Quelle mélodie que le monde quand il n’est aucun parcours à suivre, nulle halte à honorer ni temps à mesurer. Toute nécessité est livrée au hasard, toute raison au songe, toute fin à l’errance. On capte les énigmes des déserts, des pistes, des oasis, des bas-côtés et des villes. On ne cesse d’improviser, de changer d’harmonies, d’accueillir des silences, tandis que monte droit devant un fort soleil d’orient, un doux chorus d’aubes, un grand souffle d’azur.
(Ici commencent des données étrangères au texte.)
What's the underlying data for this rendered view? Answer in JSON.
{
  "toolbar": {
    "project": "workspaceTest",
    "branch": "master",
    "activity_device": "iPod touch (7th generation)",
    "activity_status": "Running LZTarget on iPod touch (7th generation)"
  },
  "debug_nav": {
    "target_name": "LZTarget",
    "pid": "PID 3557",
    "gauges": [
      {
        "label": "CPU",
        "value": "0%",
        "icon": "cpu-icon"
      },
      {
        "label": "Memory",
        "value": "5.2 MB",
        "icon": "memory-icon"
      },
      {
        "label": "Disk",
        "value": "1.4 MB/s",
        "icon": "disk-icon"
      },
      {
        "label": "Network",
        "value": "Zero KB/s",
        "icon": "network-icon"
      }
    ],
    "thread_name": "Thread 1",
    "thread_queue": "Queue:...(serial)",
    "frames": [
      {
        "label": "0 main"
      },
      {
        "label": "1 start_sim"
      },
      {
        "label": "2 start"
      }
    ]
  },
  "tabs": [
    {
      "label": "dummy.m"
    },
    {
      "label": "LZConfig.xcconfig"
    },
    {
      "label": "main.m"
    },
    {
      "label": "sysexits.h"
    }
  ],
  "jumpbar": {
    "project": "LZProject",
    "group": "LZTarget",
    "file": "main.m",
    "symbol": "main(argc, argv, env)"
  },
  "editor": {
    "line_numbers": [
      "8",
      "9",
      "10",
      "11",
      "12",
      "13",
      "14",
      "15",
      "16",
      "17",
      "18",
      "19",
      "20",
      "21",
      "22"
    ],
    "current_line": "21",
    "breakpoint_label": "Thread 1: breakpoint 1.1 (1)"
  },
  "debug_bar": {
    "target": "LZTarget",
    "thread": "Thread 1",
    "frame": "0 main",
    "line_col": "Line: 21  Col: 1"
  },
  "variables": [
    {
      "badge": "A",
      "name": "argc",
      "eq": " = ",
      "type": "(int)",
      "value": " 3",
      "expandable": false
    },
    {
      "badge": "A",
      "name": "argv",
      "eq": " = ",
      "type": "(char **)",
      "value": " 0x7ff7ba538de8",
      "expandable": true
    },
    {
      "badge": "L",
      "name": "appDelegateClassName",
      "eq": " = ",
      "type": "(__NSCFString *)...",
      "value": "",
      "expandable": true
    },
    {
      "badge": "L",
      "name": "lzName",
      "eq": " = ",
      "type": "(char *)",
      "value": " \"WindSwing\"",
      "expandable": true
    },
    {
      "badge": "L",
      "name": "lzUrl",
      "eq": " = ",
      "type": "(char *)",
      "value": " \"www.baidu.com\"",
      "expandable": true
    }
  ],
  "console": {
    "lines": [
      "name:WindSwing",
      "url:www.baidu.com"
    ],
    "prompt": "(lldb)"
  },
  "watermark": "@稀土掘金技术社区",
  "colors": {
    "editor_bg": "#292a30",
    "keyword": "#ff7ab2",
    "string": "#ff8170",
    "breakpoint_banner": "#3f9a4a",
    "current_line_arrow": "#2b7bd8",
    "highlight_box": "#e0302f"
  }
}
Chaque action se sait ultime, éphémère. Chaque pensée se veut intacte, mouvante. Le destin s’en tient à la magie simple d’un déplacement d’ouest en est. Et il n’y a rien à espérer, et il n’y a rien à prévoir, et il y a tout à parier qu’il s’agit seulement de remonter le cours de la lumière. Inséparables jusqu’au bout, la route, la poésie et la vie se font escorte, même si le final se joue à mesure, tragique et follement gai, comme un requiem fredonné par la sauvageonne qui, au bord du Gange, fouille la cendre des bûchers.
Ce voyage au vrai est de tous les voyages. Nullement une suite d’escales mais une avancée continue, une trajectoire scandée, une marche, un déboulé, un galop d’approche, une prise d’altitude.